Reptile
September 29th, 2023
MOVIE: REPTILE
STARRING: BENICIO DEL TORO, JUSTIN TIMBERLAKE, ALICIA SILVERSTONE, ERIC BOGOSIAN, FRANCES FISHER, MICHAEL PITT
DIRECTED BY: GRANT SINGER
AMovieGuy.com’s RATING: 2 STARS (Out of 4)
Reptile has this excellent performance at the center, stuck inside of a murder mystery that doesn’t know how to elevate everything else around it. The recipe is there for newcomer Grant Singer, a music video director for names such as The Weekend, Lorde, and Sam Smith, making a film that feels like his attempt to be David Fincher. When you have a legend like Benicio Del Toro it is easy to make your movie look good. Sadly, you still need to stick the landing, and Reptile does a good job of drawing us into the mystery, it just rushes the ending and that feels like a crime.
We are introduced to Tom Nichols (Del Toro) as he enters the home of Will Grady (Justin Timberlake), where his girlfriend Summer (Matilda Anna Ingrid Lutz) has been brutally murdered. Raped, her hands cut up, a stab wound in her throat, and the blade still lodged in her hip bone. Who could have done this we ask. There is a gaggle of suspects, with Will as the first suspect, followed by a creeping neighbor named Eli Phillips (Michael Pitt in full creep mode), Will’s overbearing mother Camille (Frances Fisher), and her ex-husband Sam (Karl Glusman). It becomes up to Tom and his partner (played by Ato Essandoh) to connect the dots and figure out who the killer is.
From the onset, there is a capturing of the tone of typical mystery films such as this. Procedurals similar to Seven, Along Came a Spider, or recently with Boston Strangler. But unlike those other films, Reptile isn’t interested in making any of the surrounding characters as convincing as Del Toro’s. His wife Judy (played strongly by Alicia Silverstone) plays a role in helping Tom in his pursuit, while his captain (Eric Bogosian) and fellow narcotics police officer Wally (Domenick Lombardozzi) are nearly there as suspected crooked cops. Neither can hold a candle to the work Del Toro is doing and one wonders if it all could have been simplified.
One surprising factor is that Singer co-wrote the screenplay with Benjamin Brewer and Del Toro, which makes sense because it feels like three parts.
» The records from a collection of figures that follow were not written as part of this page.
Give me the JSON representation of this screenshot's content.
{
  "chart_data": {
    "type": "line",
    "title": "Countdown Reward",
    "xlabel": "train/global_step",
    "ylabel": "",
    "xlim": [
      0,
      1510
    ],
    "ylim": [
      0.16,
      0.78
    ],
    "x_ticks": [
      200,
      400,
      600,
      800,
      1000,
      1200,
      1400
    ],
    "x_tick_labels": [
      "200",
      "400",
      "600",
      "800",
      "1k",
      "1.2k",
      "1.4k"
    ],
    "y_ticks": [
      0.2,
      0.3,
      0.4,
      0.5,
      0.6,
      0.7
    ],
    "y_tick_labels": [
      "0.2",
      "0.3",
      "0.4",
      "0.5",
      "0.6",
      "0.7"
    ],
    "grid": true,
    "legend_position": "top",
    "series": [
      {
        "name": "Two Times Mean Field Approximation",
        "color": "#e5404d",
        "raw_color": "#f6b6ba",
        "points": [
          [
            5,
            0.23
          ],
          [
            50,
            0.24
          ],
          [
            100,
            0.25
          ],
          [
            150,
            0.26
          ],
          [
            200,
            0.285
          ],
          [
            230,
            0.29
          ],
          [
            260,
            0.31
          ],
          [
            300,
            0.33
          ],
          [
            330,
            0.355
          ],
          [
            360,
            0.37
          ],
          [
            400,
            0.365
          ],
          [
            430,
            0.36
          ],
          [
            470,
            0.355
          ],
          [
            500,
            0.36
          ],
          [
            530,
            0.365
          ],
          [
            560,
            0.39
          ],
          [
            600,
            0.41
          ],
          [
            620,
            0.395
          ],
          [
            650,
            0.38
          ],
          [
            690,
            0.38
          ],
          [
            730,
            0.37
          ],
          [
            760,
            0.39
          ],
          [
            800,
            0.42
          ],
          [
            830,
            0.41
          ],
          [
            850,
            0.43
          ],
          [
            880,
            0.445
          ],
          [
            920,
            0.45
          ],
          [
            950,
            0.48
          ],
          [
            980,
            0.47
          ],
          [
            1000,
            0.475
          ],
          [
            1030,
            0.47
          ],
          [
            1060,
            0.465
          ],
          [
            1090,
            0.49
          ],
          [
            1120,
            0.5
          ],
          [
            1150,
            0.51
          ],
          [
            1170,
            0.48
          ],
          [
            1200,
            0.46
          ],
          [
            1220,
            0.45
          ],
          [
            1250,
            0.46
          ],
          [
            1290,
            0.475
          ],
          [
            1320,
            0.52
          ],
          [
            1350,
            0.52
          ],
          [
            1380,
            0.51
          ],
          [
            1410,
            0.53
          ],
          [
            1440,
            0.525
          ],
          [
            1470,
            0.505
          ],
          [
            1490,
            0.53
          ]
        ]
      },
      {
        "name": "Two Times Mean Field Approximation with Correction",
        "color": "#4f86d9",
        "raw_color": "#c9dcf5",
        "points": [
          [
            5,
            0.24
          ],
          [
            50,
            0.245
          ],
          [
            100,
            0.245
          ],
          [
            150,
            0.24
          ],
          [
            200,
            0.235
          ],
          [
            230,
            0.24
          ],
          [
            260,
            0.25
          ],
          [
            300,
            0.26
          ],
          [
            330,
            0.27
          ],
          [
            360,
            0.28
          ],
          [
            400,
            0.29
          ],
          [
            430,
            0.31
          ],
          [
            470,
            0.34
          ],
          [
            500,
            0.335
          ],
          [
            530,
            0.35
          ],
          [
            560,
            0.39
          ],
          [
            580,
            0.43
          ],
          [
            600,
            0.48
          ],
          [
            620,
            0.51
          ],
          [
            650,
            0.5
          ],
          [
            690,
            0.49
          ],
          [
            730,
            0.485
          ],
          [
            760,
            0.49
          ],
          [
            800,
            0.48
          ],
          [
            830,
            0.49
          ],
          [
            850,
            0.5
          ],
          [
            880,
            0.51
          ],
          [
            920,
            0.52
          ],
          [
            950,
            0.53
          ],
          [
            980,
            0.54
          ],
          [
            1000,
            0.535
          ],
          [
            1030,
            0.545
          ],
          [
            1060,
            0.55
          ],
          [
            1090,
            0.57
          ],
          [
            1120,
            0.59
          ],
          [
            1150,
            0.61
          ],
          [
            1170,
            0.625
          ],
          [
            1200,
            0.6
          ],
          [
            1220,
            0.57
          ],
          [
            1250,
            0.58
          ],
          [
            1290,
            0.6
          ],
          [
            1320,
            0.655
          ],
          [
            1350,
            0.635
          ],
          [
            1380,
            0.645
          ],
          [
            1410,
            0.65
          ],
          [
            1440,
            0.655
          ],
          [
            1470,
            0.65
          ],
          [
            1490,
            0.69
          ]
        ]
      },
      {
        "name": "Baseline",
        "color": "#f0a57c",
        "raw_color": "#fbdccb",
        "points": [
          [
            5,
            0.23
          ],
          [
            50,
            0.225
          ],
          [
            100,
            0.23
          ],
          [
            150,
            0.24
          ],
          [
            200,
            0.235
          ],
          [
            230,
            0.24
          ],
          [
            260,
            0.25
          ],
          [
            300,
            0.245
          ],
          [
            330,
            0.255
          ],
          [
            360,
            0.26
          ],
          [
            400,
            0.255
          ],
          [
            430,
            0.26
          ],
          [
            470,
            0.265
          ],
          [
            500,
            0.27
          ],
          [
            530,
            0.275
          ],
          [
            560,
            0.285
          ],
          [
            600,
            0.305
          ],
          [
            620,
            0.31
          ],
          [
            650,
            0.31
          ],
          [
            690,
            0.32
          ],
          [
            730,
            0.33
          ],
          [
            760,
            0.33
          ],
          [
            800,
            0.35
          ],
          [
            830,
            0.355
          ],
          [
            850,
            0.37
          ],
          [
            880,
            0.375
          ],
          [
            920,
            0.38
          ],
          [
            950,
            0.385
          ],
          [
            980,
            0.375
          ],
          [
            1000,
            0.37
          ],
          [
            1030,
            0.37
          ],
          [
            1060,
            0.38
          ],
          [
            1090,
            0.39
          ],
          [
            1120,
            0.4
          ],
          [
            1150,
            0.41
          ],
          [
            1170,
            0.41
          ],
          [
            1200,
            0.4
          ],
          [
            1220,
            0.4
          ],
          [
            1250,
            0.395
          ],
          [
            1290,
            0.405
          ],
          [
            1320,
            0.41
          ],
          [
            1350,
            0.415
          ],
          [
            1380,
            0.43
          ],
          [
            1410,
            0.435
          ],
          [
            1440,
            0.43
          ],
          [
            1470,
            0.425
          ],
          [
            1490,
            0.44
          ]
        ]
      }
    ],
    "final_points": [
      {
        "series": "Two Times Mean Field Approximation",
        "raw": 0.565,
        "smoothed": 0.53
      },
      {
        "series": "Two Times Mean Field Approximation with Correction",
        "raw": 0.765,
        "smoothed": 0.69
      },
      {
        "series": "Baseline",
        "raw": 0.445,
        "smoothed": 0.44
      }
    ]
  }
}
The first half of the mysterious murder, the second half where the suspects become more clear, and Del Toro cleaning up his character’s depth. It doesn’t help that two of the early suspects, Timberlake and Pitt, are both delivering laughable performances, something I’ve never seen from either before. The Social Network star seems to be straining to make himself a bad guy, almost like he’s uncomfortable outside of his pop-star persona. It becomes evident fast that this is Grant’s first feature, where a more experienced director may have been able to generate more suspense, especially when rushing the end.
Reptile slithers around in the standard tropes of a murder investigation, pushing the lead character down a path of obsession, something that leads to predictable danger. One would hope that this would turn up the suspense or we would get a twist shocking enough to give it a bite. Instead, it’s just an ending that leaves one feeling cold-blooded. Reptile is missing the venom to make it a potent new thriller. It’s too bad. Del Toro deserves more than that.
REPTILE IS CURRENTLY PLAYING ON NETFLIX.